Since early 2018, the imposition of tariffs and other trade restrictions by the US against its major trade partners has often been met with retaliatory tariffs and measures. Especially worrying is the ongoing trade dispute between the US and the People’s Republic of China (PRC), the world’s two largest economies.
The PRC has been a key target of US actions due to its large and growing trade surplus vis-à-vis the US. Between 2000 and 2017, the surplus jumped from $83 billion to $396 billion. Figure 1 shows the evolution of the trade conflict between the PRC and US.
There have been intermittent and unsuccessful negotiations to resolve the dispute, which shows no sign of abating at this point in time. This represents a major downside risk for the global and regional economic outlook, especially if it escalates substantially.
The PRC plays a central role in the tightly integrated regional production network that is vital to global manufacturing supply chains. The country imports a wide range of intermediate goods from East and Southeast Asia, and assembles them into final products for export to the world, including the US.
The ongoing US-PRC trade dispute will adversely affect the PRC’s exports to the US, and thus disrupt the regional production network and global manufacturing supply chain.
Therefore, the primary and immediate impact of the trade dispute will be on trade and growth. Yet there may be important secondary effects. More specifically, the tensions may harm business and consumer confidence in both countries, which in turn may adversely affect global financial markets.
For example, the trade dispute is likely to have contributed to the recent weak performance of the PRC’s equity market, which has declined by 17.6% between the start of the year and 25 September.
Nevertheless, overall global financial markets have responded calmly so far. This is evident in the relatively stable trend of the Chicago Board Options Exchange Volatility Index and other indicators of market volatility.
New ADB analysis in the September issue of the Asia Bond Monitor takes a closer, more rigorous look at the effect of the PRC-US trade dispute on financial markets. It examines how the dynamics of daily returns in Asian equity markets responded to the events related to the dispute, outlined in Figure 1.
The analysis separately considers two types of events announcement day and implementation day. On announcement days, trade measures or plans are either to be activated in the future or under consideration or discussion, while on implementation days the trade measures are actually activated.
Financial markets typically react on the announcement days to incorporate the new information into asset prices. However, uncertainty about implementation means that actual implementation may also produce a market reaction.
Using daily stock returns on major emerging Asia stock markets from 18 July 2017 to 17 July 2018, the analysis deploys the GARCH-in-mean (1,1) methodology to capture the price reactions around the announcement and implementation of trade conflict events. The estimated results reported in Table 1 show negative reactions of most Asian stock markets to trade dispute-related news.
Overall, the estimated results indicate that the negative effect of trade dispute-related news on Asian stock market news is statistically significant.

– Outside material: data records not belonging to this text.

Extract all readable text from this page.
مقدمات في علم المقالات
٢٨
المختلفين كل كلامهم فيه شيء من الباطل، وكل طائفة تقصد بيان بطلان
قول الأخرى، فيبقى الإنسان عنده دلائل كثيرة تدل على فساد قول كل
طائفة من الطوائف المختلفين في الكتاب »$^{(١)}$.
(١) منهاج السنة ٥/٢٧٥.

In particular, in response to the implementation of trade restrictions, the stock index of the PRC dropped by -0.37% (i.e. 37 basis points) while those of Japan, the Republic of Korea, Malaysia, and Singapore lost 32 to 46 basis points.
On announcement days, the stock indexes of Hong Kong, China, Malaysia, Singapore, Viet Nam, and the Philippines slipped 34 to 118 basis points. The time lag between announcement and implementation gives some time to financial markets to adjust for tariff hikes, which helps prevent large swings.

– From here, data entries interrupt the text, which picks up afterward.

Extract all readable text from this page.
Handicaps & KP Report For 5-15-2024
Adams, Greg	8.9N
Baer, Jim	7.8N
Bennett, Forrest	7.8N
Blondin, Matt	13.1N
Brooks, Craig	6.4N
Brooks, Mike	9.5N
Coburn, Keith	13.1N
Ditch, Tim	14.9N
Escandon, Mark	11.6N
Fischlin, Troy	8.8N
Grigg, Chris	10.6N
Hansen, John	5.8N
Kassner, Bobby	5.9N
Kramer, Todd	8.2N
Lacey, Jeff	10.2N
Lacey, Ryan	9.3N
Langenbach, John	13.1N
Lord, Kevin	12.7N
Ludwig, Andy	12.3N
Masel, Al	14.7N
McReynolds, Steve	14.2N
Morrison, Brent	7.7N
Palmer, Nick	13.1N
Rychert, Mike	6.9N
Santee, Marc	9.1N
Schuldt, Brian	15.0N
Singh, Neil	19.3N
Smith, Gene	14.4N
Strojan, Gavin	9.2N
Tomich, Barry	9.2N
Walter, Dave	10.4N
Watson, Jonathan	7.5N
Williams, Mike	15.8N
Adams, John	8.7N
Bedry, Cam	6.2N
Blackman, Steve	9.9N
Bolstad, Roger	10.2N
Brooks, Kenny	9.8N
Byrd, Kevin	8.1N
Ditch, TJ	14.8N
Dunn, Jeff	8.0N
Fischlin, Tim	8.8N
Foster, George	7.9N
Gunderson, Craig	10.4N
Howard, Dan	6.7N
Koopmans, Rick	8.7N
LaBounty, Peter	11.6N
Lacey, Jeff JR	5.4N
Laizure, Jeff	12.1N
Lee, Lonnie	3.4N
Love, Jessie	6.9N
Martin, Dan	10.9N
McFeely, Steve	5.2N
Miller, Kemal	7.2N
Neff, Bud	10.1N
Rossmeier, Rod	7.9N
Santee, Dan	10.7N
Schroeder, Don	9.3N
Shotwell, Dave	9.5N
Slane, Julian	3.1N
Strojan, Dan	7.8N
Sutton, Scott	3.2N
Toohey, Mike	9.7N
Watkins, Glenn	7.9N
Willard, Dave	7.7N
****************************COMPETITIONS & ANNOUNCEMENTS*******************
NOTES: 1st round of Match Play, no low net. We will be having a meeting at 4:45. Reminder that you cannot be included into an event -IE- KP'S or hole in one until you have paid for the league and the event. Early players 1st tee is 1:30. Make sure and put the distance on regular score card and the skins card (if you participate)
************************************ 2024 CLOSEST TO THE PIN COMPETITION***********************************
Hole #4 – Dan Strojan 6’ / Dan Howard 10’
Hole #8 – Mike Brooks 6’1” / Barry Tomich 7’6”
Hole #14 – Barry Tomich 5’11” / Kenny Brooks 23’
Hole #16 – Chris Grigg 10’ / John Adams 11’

Current evidence indicates a market perception that the trade dispute may have limited impacts on developing Asia’s economic prospects. This is largely consistent with the limited—albeit expanding—scope of the tariffs and other restrictions so far.
At the moment, with a great deal of uncertainty surrounding the eventual evolution of the PRC-US trade dispute, the financial markets seem to be rationally taking a wait-and-see stance. Nevertheless, if the dispute escalates significantly, the damage to trade and growth is likely to be tangibly larger. And the damage to financial markets will grow correspondingly.